January 24, 2024

We know SeriousFun Children’s Network camps can change kids’ lives. But what about the grown-ups who care for them?

“Volunteering at camp reminds me of why I went into medicine. Every once in a while, I would see a camper I took care of in the hospital. To see that child now running around and having fun is incredibly rewarding and a great reminder of the importance of the work I do.”

SeriousFun medical volunteer

Woman caring for camper

SeriousFun camps have long been known for their life-changing impact on kids living with serious illness. Founded by legendary actor, race car driver, and philanthropist Paul Newman, SeriousFun Children’s Network (SeriousFun) is a global community of 30 camps and programs across the United States and the world. They deliver transformative camp and recreational experiences to children with more than 130 different serious illnesses and their families, always free of charge, staffed in part by volunteer nurses and physicians. It turns out volunteering at SeriousFun camps can mitigate stress and burnout for these healthcare workers, which is more important than ever.

The pandemic problem: burnout

Since the pandemic began in early 2020, concern has grown about healthcare professionals experiencing compassion fatigue and burnout, which can impact retention and well-being. These issues have been well-known challenges in the medical field for some time, especially in pediatric intensive care units, where nurses and physicians can report anywhere from 42% to 77% burnout fatigue. Around 100,000 nurses left the workforce during the pandemic, increasing already worrying burnout trends.

A solution: personalize the practitioner’s experience

Providing healthcare workers with opportunities to mitigate stress and help cope with burnout is critical in the medical world. While previously a lesser-known benefit of SeriousFun’s mission to serve kids and families, volunteering or working with SeriousFun seasonally might be one part of the solution. By taking a step away from the clinical setting and seeing kids and families in a different context—thriving outdoors and having the time of their lives—the camp experience can help connect healthcare workers back to why they got into the line of work in the first place. 

A recent study of medical volunteers conducted by SeriousFun and the University of Colorado-Denver showed secondary traumatic stress (a natural but disruptive by-product of working with traumatized patients) was statistically significantly lower after volunteering at camp and stayed that way for three months. 

While healthcare providers provide critical medical care for campers, the camp experience also provides care back to the providers.

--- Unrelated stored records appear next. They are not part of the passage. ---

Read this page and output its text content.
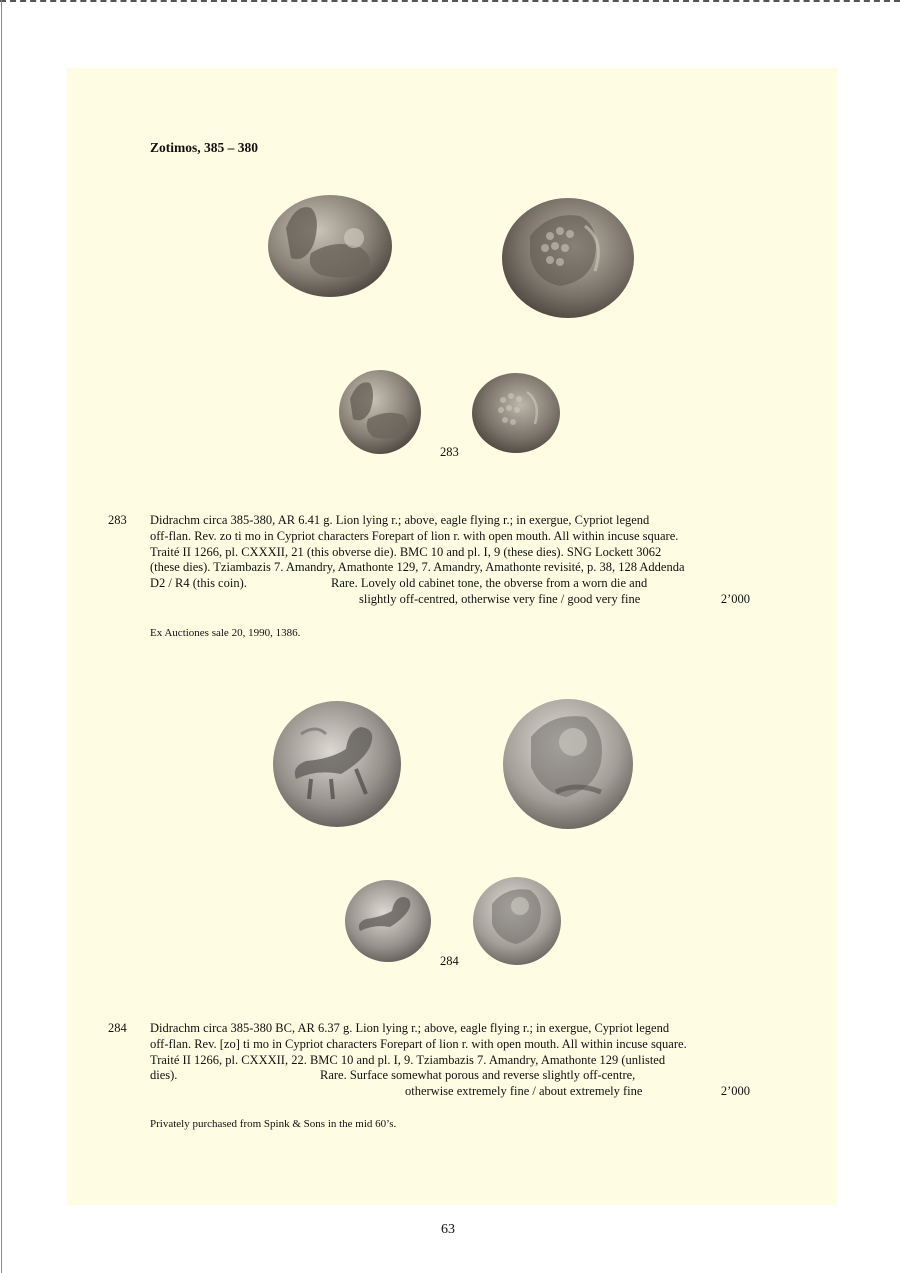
Zotimos, 385 – 380
283
283 Didrachm circa 385-380, AR 6.41 g. Lion lying r.; above, eagle flying r.; in exergue, Cypriot legend
off-flan. Rev. zo ti mo in Cypriot characters Forepart of lion r. with open mouth. All within incuse square.
Traité II 1266, pl. CXXXII, 21 (this obverse die). BMC 10 and pl. I, 9 (these dies). SNG Lockett 3062
(these dies). Tziambazis 7. Amandry, Amathonte 129, 7. Amandry, Amathonte revisité, p. 38, 128 Addenda
D2 / R4 (this coin).	Rare. Lovely old cabinet tone, the obverse from a worn die and
slightly off-centred, otherwise very fine / good very fine	2’000
Ex Auctiones sale 20, 1990, 1386.
284
284 Didrachm circa 385-380 BC, AR 6.37 g. Lion lying r.; above, eagle flying r.; in exergue, Cypriot legend
off-flan. Rev. [zo] ti mo in Cypriot characters Forepart of lion r. with open mouth. All within incuse square.
Traité II 1266, pl. CXXXII, 22. BMC 10 and pl. I, 9. Tziambazis 7. Amandry, Amathonte 129 (unlisted
dies).	Rare. Surface somewhat porous and reverse slightly off-centre,
otherwise extremely fine / about extremely fine	2’000
Privately purchased from Spink & Sons in the mid 60’s.
63
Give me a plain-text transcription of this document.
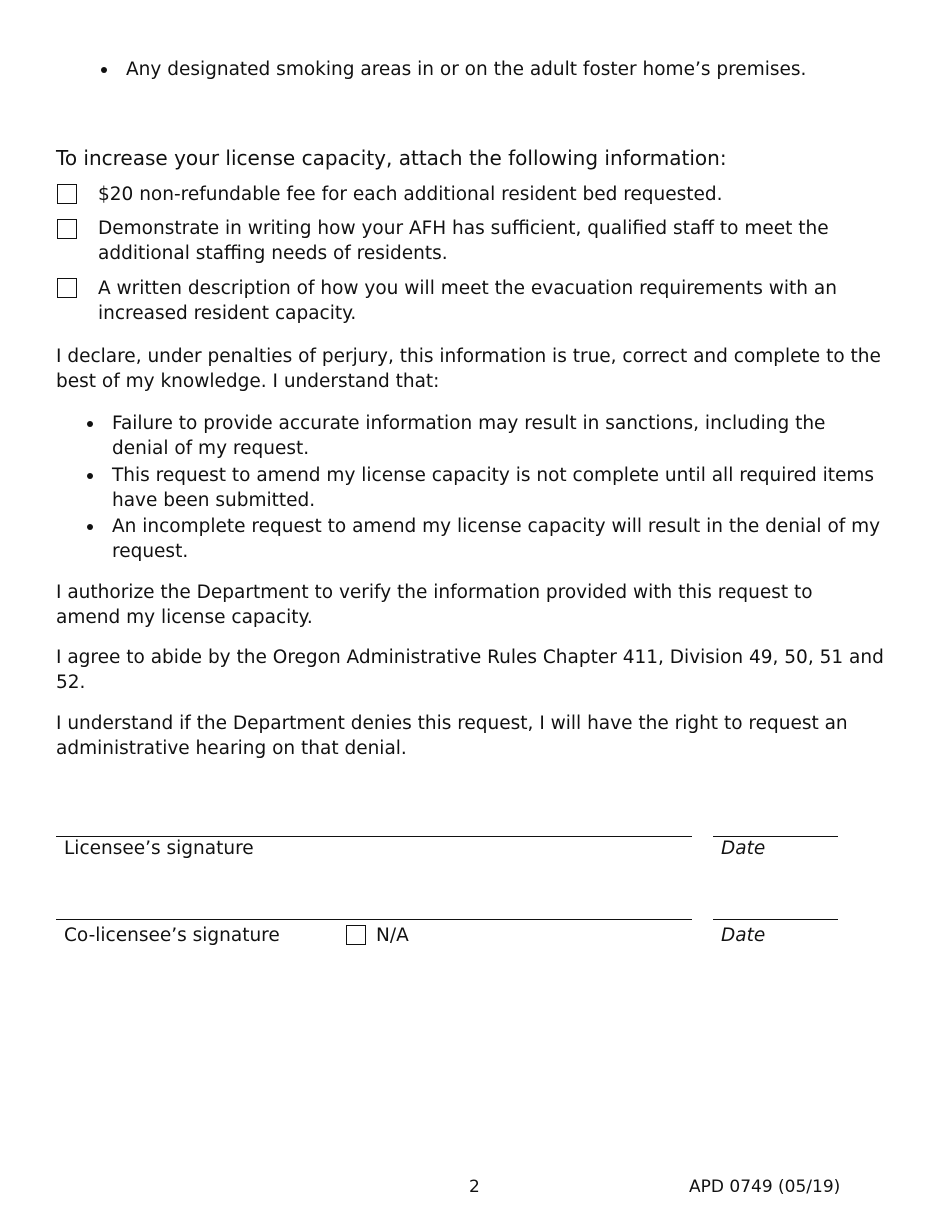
Any designated smoking areas in or on the adult foster home’s premises.
To increase your license capacity, attach the following information:
$20 non-refundable fee for each additional resident bed requested.
Demonstrate in writing how your AFH has sufficient, qualified staff to meet the additional staffing needs of residents.
A written description of how you will meet the evacuation requirements with an increased resident capacity.
I declare, under penalties of perjury, this information is true, correct and complete to the best of my knowledge. I understand that:
Failure to provide accurate information may result in sanctions, including the denial of my request.
This request to amend my license capacity is not complete until all required items have been submitted.
An incomplete request to amend my license capacity will result in the denial of my request.
I authorize the Department to verify the information provided with this request to amend my license capacity.
I agree to abide by the Oregon Administrative Rules Chapter 411, Division 49, 50, 51 and 52.
I understand if the Department denies this request, I will have the right to request an administrative hearing on that denial.
Licensee’s signature	Date
Co-licensee’s signature	N/A	Date
2	APD 0749 (05/19)
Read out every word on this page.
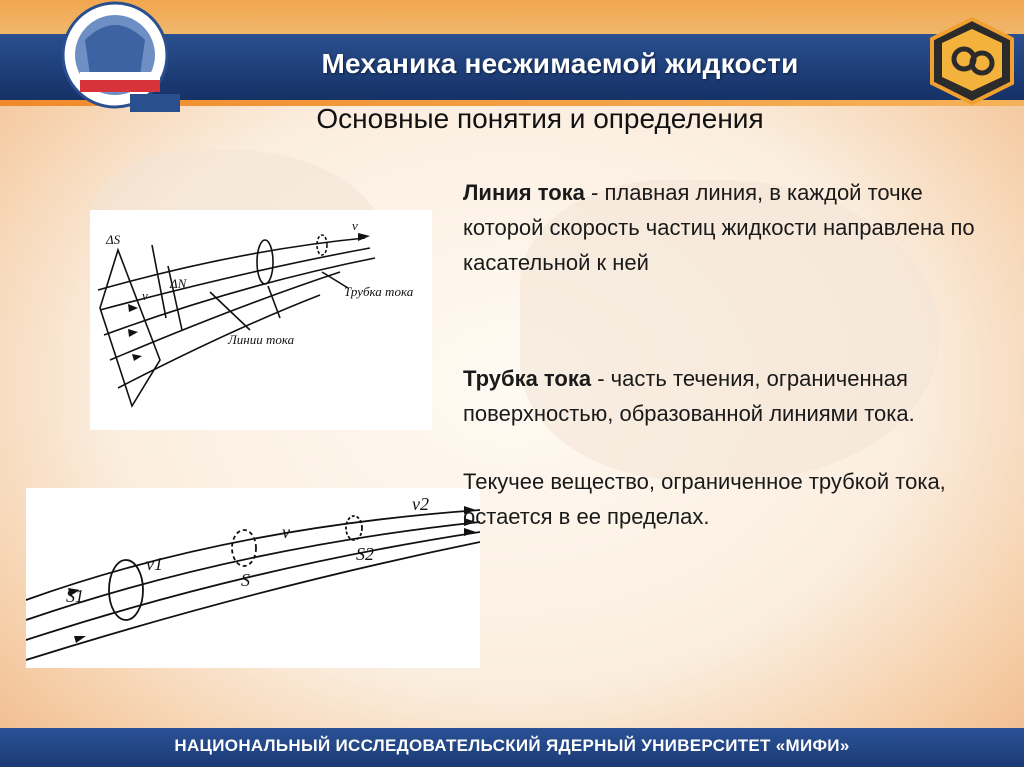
Механика несжимаемой жидкости
Основные понятия и определения
ΔS
ΔN
v
v
Трубка тока
Линии тока
S1
S
S2
v1
v
v2
Линия тока - плавная линия, в каждой точке которой скорость частиц жидкости направлена по касательной к ней
Трубка тока - часть течения, ограниченная поверхностью, образованной линиями тока.
Текучее вещество, ограниченное трубкой тока, остается в ее пределах.
НАЦИОНАЛЬНЫЙ ИССЛЕДОВАТЕЛЬСКИЙ ЯДЕРНЫЙ УНИВЕРСИТЕТ «МИФИ»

Volunteers: speaking to the power of camp

SeriousFun heard from practitioners whose camp experience significantly shifted their approach to patient care. “Volunteering at camp was a reset for me. It served as a ‘cup filler’ and I’m excited to return!” said one volunteer, while another credited the influence it has had on how they practice medicine day-to-day. “It made me more aware of the problems that sick children face at home and that I need to incorporate that into how I practice medicine.” 

The volunteer experience can allow caretakers to zoom out and see patients as kids, according to another volunteer. “Camp was very helpful to keep what I do at work in perspective and to see the bigger picture of what I do. It was healing for me to see how alive, independent, and energetic these chronically ill children are and it makes me want to fight for them more at work…most of all I loved getting to know the campers as kids instead of as patients.”

How can SeriousFun play a bigger role?

SeriousFun transforms children’s lives. It also supports in meaningful ways the well-being of the healthcare professionals who care for them in and outside of camp. In doing so, SeriousFun has the potential over time to help transform healthcare at a more profound level: humanizing not only critically ill patients and the healthcare professionals that take care of them, but also the medical community and healthcare system itself. 

The magic of camp is seeing the immense joy on the face of a kid being able to safely splash around the pool for the first time. The magic of camp is also that in doing so, it might just help put ‘care’ back into healthcare.

Paul Newman and child painting together

“Whenever I’m in the dumps I come up here, to camp, and it reaffirms everything that I think is really good and generous about this world.”